A "double-blind" study makes sure that neither participants nor scientists know who got what. The goal is to remove our all-too-human despair, hope, and ambition from the equation.
Of course, this is the ideal, and not easy to achieve in more natural settings, such as classrooms. A teacher will know what program they are teaching, for example. Still, researchers will try to create the "blind" condition by making sure those who assess children's performance at the study's conclusion are independent evaluators who do not know which program a child received.
During the Trial
During the trial, an ongoing review is conducted to make sure that everyone is safe and to detect if there are dramatic differences in how the people in the different treatment groups are doing. Occasionally, especially where medications are concerned, researchers stop the study early because of negative results, or because of results so positive that it would seem unethical not to give the new treatment to everyone participating. Usually, the trial goes to completion and the results are evaluated, confirming that either the new treatment is useful or that it isn't.

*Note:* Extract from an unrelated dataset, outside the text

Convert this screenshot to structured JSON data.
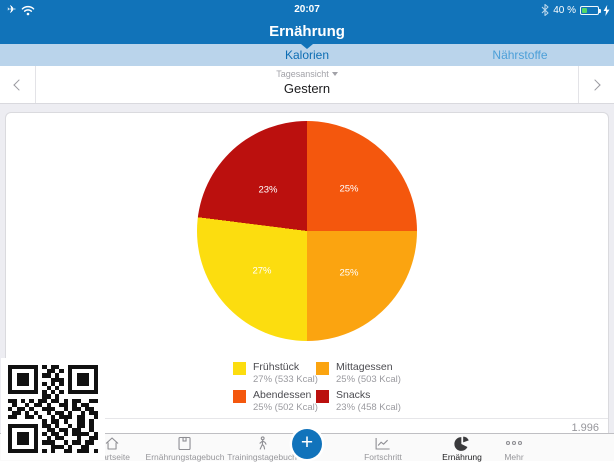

Autism Spectrum Disorders: An Urgent Need for More RCTs
Research is desperately needed to address treatments and therapies for ASDs. It is our opinion that any intervention claiming to treat ASDs effectively should be considered for a Randomized Controlled Trial.
IAN, especially in its role as a registry matching families to research projects, will help make it possible for more autism treatments and therapies to be tested in Randomized Controlled Trials.
Families have struggled for far too long with far too little information on which to base important treatment decisions. It is time they had real answers.